Nada cambia

La afirmación del título de este post puede que te sorprenda. La sociedad ha cambiado mucho en muy pocos años, eso es cierto. ¿Quién no tiene un teléfono móvil en su bolsillo hoy en día? ¿En qué casa no hay como mínimo una televisión? ¿Qué familia media occidental no tiene al menos un automóvil a su disposición? La tecnología ha cambiado la forma de ver las cosas y el modo de actuar en muchos aspectos de nuestras vidas.

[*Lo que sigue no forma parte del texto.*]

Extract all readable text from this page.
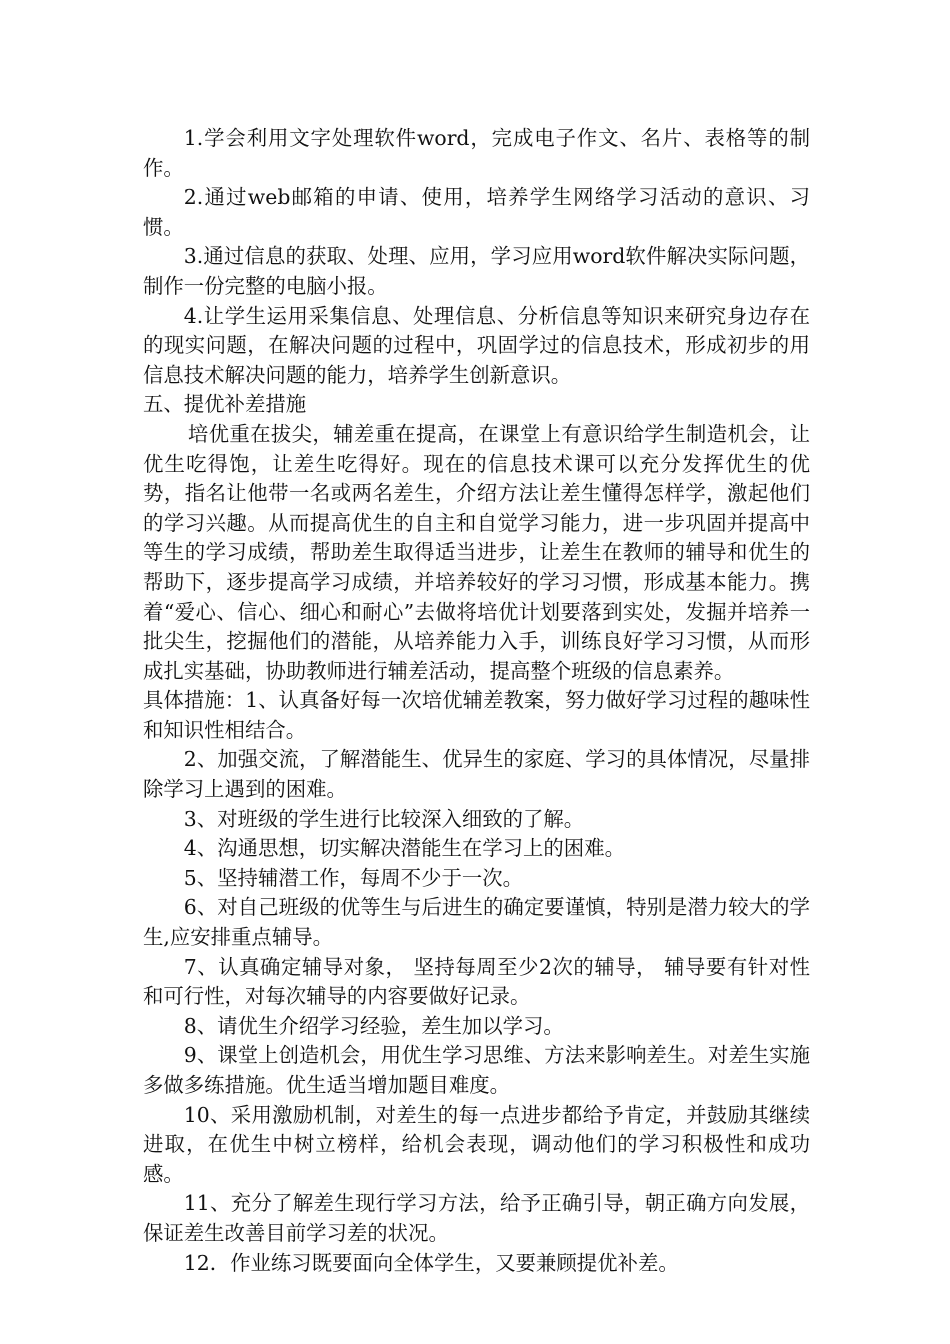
1.学会利用文字处理软件word，完成电子作文、名片、表格等的制作。

2.通过web邮箱的申请、使用，培养学生网络学习活动的意识、习惯。

3.通过信息的获取、处理、应用，学习应用word软件解决实际问题，制作一份完整的电脑小报。

4.让学生运用采集信息、处理信息、分析信息等知识来研究身边存在的现实问题，在解决问题的过程中，巩固学过的信息技术，形成初步的用信息技术解决问题的能力，培养学生创新意识。

五、提优补差措施

培优重在拔尖，辅差重在提高，在课堂上有意识给学生制造机会，让优生吃得饱，让差生吃得好。现在的信息技术课可以充分发挥优生的优势，指名让他带一名或两名差生，介绍方法让差生懂得怎样学，激起他们的学习兴趣。从而提高优生的自主和自觉学习能力，进一步巩固并提高中等生的学习成绩，帮助差生取得适当进步，让差生在教师的辅导和优生的帮助下，逐步提高学习成绩，并培养较好的学习习惯，形成基本能力。携着“爱心、信心、细心和耐心”去做将培优计划要落到实处，发掘并培养一批尖生，挖掘他们的潜能，从培养能力入手，训练良好学习习惯，从而形成扎实基础，协助教师进行辅差活动，提高整个班级的信息素养。

具体措施：1、认真备好每一次培优辅差教案，努力做好学习过程的趣味性和知识性相结合。

2、加强交流，了解潜能生、优异生的家庭、学习的具体情况，尽量排除学习上遇到的困难。

3、对班级的学生进行比较深入细致的了解。

4、沟通思想，切实解决潜能生在学习上的困难。

5、坚持辅潜工作，每周不少于一次。

6、对自己班级的优等生与后进生的确定要谨慎，特别是潜力较大的学生,应安排重点辅导。

7、认真确定辅导对象， 坚持每周至少2次的辅导， 辅导要有针对性和可行性，对每次辅导的内容要做好记录。

8、请优生介绍学习经验，差生加以学习。

9、课堂上创造机会，用优生学习思维、方法来影响差生。对差生实施多做多练措施。优生适当增加题目难度。

10、采用激励机制，对差生的每一点进步都给予肯定，并鼓励其继续进取，在优生中树立榜样，给机会表现，调动他们的学习积极性和成功感。

11、充分了解差生现行学习方法，给予正确引导，朝正确方向发展，保证差生改善目前学习差的状况。

12．作业练习既要面向全体学生，又要兼顾提优补差。
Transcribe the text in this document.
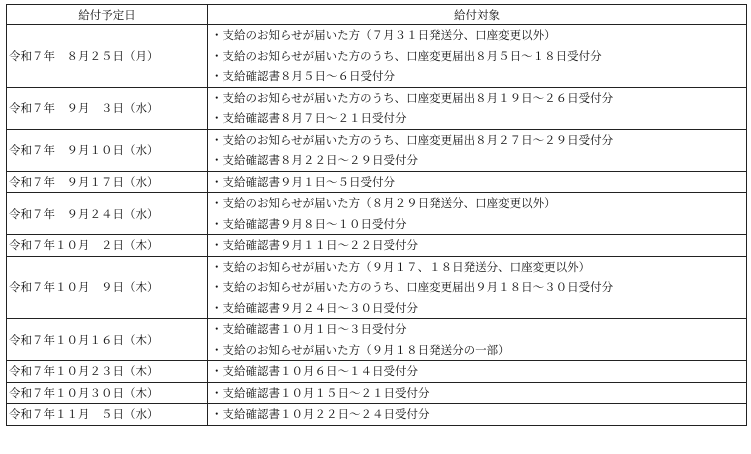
給付予定日	給付対象
令和７年　８月２５日（月）	・支給のお知らせが届いた方（７月３１日発送分、口座変更以外）
・支給のお知らせが届いた方のうち、口座変更届出８月５日～１８日受付分
・支給確認書８月５日～６日受付分

令和７年　９月　３日（水）	・支給のお知らせが届いた方のうち、口座変更届出８月１９日～２６日受付分
・支給確認書８月７日～２１日受付分

令和７年　９月１０日（水）	・支給のお知らせが届いた方のうち、口座変更届出８月２７日～２９日受付分
・支給確認書８月２２日～２９日受付分

令和７年　９月１７日（水）	・支給確認書９月１日～５日受付分

令和７年　９月２４日（水）	・支給のお知らせが届いた方（８月２９日発送分、口座変更以外）
・支給確認書９月８日～１０日受付分

令和７年１０月　２日（木）	・支給確認書９月１１日～２２日受付分

令和７年１０月　９日（木）	・支給のお知らせが届いた方（９月１７、１８日発送分、口座変更以外）
・支給のお知らせが届いた方のうち、口座変更届出９月１８日～３０日受付分
・支給確認書９月２４日～３０日受付分

令和７年１０月１６日（木）	・支給確認書１０月１日～３日受付分
・支給のお知らせが届いた方（９月１８日発送分の一部）

令和７年１０月２３日（木）	・支給確認書１０月６日～１４日受付分

令和７年１０月３０日（木）	・支給確認書１０月１５日～２１日受付分

令和７年１１月　５日（水）	・支給確認書１０月２２日～２４日受付分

De acuerdo, la forma ha cambiado, pero ¿ha cambiado el fondo?

Nada cambia

La sociedad actual se miente a sí misma. Pensamos que tenemos una mentalidad más abierta, que ya hemos superado todos aquellos años oscuros de represión y resulta que están volviendo a resurgir radicalismos que creíamos olvidados y que seguimos venerando a los mismos dioses y las mismas tradiciones, en algunos casos absurdas y perniciosas para nosotros mismos o para otros seres. Nos creemos que ya hemos conquistado la verdadera libertad de expresión y resulta que si comentas o te informas sobre, por ejemplo, alguna de las guerras mundiales o genocidios masivos que ocurrieron no hace tantos años o si buscas ciertos nombres por Internet, tal vez tengas problemas con la ley. Damos por sentado que tenemos la libertad de hacer lo que nos venga en gana cuando queramos, sin darnos cuenta de que estamos “orientados” por el continuo e intenso bombardeo de publicidad, tanto directa como subliminal, por parte de las mega empresas que todo lo abarcan y controlan. Pensamos que podemos movernos a cualquier sitio de esta hermosa tierra en la que vivimos sin pararnos a pensar que siguen existiendo fronteras que limitan territorios, fronteras artificiales diseñadas con fines desconocidos para nosotros, los simples mortales, fines que no nos benefician, me temo. Pensamos que vivimos en una época en la que las redes sociales nos permiten estar más unidos que nunca en la historia. Eso no es del todo cierto, solo estamos más conectados, no más unidos. Es más, estamos más aislados; ya que apenas interactuamos persona a persona, cara a cara, sin aparatos electrónicos de por medio, solo veneramos avatares irreales en pequeñas pantallas LCD y nos destrozamos el cuello de paso. Pensamos que vivimos en la era de la conquista del espacio y resulta que ni nos enteramos de que existen las estrellas en el firmamento porque ya no las miramos, entretenidos alimentando nuestra chepa con los móviles.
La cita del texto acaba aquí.